Recently, however, despite my traditional attachment to these slightly more artistic forms of communication, i have begun to suspect that perhaps my gift really lies in the area of non-fiction. i have never written very much of it, save on this particular blog, and even though the bulk of my posts here can be classified as non-fiction, they still feel fictitious, at least in the sense that they are driven by narrative rather than by research. i must confess i owe at least a portion of this suspicion to my wife, who first pointed out that she found my non-fiction to be my best work.

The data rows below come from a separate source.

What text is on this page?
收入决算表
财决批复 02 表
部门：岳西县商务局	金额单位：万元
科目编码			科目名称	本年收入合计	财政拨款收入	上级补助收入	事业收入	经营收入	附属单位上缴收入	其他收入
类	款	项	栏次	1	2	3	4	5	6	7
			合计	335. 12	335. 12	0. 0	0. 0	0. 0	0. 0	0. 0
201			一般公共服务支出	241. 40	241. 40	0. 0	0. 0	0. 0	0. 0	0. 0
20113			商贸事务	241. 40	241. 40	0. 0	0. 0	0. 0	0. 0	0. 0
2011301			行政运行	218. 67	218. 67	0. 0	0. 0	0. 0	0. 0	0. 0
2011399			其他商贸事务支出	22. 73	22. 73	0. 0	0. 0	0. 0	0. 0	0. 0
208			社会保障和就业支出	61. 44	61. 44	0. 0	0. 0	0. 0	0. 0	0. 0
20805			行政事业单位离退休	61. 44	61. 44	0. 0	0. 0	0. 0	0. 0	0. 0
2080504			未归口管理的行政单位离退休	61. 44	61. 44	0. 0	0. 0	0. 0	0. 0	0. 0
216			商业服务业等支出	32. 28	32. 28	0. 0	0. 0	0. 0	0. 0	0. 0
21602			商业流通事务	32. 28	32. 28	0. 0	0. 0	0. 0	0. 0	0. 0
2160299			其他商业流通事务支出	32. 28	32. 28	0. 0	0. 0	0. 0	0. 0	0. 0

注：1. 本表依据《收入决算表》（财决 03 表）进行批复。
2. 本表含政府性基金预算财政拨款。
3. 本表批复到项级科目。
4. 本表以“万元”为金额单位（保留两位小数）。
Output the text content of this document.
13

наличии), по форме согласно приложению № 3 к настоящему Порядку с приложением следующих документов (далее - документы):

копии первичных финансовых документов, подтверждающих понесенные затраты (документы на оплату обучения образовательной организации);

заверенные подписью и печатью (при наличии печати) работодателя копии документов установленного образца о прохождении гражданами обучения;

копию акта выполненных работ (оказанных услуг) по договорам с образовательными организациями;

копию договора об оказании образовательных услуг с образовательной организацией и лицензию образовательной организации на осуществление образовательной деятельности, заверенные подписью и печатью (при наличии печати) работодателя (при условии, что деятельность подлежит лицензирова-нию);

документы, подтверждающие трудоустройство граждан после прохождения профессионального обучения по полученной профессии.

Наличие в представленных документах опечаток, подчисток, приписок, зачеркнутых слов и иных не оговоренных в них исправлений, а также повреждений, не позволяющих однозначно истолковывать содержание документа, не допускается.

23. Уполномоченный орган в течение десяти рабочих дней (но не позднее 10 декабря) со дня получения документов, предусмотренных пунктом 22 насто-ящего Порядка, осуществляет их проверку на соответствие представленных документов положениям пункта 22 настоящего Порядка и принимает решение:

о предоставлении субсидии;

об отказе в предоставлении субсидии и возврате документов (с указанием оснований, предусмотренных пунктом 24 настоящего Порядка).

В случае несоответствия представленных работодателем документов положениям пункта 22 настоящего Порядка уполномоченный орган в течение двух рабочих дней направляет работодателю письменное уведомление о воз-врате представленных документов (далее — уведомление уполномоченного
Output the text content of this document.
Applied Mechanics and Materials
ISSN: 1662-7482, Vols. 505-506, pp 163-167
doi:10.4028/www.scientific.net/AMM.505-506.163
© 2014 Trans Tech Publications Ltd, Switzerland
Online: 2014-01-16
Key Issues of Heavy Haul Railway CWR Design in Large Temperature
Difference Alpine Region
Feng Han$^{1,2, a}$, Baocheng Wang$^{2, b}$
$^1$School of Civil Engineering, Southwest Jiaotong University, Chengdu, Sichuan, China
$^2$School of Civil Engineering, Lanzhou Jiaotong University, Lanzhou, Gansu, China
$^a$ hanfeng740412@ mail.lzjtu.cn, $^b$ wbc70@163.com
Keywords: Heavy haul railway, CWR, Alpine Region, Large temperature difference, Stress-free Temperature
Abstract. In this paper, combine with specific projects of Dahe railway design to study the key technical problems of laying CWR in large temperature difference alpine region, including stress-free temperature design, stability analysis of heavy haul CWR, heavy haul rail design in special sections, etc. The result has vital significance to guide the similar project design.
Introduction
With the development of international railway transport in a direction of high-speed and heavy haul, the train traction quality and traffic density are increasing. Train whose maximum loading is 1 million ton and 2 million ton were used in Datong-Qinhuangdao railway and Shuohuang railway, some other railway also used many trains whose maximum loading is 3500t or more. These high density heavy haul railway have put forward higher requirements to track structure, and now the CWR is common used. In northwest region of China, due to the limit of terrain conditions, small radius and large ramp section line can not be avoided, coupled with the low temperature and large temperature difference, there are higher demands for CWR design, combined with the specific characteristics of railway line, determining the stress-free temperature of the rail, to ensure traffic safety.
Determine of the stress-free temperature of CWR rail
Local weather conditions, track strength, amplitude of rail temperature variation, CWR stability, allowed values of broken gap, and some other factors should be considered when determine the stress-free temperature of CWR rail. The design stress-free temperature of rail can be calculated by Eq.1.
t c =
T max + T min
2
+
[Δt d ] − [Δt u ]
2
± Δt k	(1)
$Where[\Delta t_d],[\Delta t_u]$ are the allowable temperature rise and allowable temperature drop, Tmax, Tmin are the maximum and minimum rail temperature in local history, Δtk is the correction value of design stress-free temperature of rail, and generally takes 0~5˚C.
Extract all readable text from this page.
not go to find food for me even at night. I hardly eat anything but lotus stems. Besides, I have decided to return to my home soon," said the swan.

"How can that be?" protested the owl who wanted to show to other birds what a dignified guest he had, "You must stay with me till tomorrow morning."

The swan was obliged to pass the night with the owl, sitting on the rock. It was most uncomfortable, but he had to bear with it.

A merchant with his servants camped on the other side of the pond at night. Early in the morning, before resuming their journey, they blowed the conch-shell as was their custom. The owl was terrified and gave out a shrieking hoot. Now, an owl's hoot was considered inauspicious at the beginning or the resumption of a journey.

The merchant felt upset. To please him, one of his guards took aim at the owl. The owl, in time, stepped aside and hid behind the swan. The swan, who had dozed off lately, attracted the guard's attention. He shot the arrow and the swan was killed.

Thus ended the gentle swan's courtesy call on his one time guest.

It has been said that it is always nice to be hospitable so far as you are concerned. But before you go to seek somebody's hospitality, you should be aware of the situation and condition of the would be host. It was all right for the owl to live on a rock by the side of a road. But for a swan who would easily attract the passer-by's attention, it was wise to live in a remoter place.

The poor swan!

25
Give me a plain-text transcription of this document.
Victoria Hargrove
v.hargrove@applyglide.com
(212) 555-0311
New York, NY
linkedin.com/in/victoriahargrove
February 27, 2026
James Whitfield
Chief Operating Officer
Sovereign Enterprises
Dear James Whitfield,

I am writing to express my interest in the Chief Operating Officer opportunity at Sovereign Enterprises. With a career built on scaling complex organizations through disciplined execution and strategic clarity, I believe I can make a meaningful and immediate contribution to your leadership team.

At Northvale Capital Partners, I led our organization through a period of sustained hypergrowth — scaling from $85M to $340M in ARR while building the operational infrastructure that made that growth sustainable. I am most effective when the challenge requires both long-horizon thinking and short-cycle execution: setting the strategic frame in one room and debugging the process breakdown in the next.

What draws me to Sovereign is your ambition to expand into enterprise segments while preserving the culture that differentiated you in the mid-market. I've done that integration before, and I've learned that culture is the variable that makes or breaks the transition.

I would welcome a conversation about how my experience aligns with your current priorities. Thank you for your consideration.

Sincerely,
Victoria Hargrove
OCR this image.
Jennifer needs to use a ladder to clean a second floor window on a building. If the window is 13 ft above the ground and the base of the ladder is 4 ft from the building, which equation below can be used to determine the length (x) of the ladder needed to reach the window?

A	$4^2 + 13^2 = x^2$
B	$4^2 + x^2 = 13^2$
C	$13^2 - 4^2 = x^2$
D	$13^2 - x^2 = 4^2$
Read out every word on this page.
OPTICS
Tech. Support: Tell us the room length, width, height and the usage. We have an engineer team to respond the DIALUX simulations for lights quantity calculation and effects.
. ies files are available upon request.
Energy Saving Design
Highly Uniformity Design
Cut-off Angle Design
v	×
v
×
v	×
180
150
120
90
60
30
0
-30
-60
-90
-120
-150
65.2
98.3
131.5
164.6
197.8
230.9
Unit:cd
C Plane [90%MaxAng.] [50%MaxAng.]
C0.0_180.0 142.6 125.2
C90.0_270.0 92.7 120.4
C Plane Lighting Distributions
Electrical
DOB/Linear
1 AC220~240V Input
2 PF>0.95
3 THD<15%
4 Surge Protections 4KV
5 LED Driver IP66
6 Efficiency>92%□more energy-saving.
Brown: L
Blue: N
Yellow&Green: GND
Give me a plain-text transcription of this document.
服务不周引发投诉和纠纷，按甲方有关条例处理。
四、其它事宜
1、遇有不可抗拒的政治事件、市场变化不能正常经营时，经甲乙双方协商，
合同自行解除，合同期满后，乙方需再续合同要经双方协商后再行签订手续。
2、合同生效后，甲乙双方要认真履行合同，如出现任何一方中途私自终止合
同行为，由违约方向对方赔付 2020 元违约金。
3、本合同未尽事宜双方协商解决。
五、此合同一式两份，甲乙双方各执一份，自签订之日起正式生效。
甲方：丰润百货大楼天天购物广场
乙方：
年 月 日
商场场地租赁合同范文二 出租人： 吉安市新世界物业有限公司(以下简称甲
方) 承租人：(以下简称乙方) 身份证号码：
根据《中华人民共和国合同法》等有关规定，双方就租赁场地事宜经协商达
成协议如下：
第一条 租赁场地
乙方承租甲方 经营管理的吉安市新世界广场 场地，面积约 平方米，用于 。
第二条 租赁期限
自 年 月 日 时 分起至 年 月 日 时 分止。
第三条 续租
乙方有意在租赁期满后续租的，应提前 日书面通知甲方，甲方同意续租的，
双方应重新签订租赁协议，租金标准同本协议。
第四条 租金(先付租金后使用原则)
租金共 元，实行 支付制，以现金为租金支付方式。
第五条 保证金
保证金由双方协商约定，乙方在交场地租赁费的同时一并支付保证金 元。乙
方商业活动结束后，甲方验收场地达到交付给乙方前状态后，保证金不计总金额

Lately i have toyed with idea of working more exclusively in this domain, and it is starting to gain sway for me. i suppose what always steered me away from writing non-fiction was a lack of qualification. i am an expert in precisely zero subjects, save perhaps the subject of myself. But perhaps this is enough. Perhaps there is enough of a story in my life – and i suspect there is, not because i have lived a particularly adventurous or meaningful life, but because i have lived a particularly rebellious one – to merit its writing. After all, God has written a rather amazing story already, having provided for me time and time again despite my unwillingness to receive that provision. i think perhaps i will stay away from fiction, at least for the time being – God is, after all, a better story-teller than i will ever be – and stick strictly to writing about my experiences with Him and the recovery He has seen fit to mercifully bring into my life. Maybe in this, at last, after a year of dabbling in essentially every variety of writing and succeeding at none, i have found my calling. Time however, will tell.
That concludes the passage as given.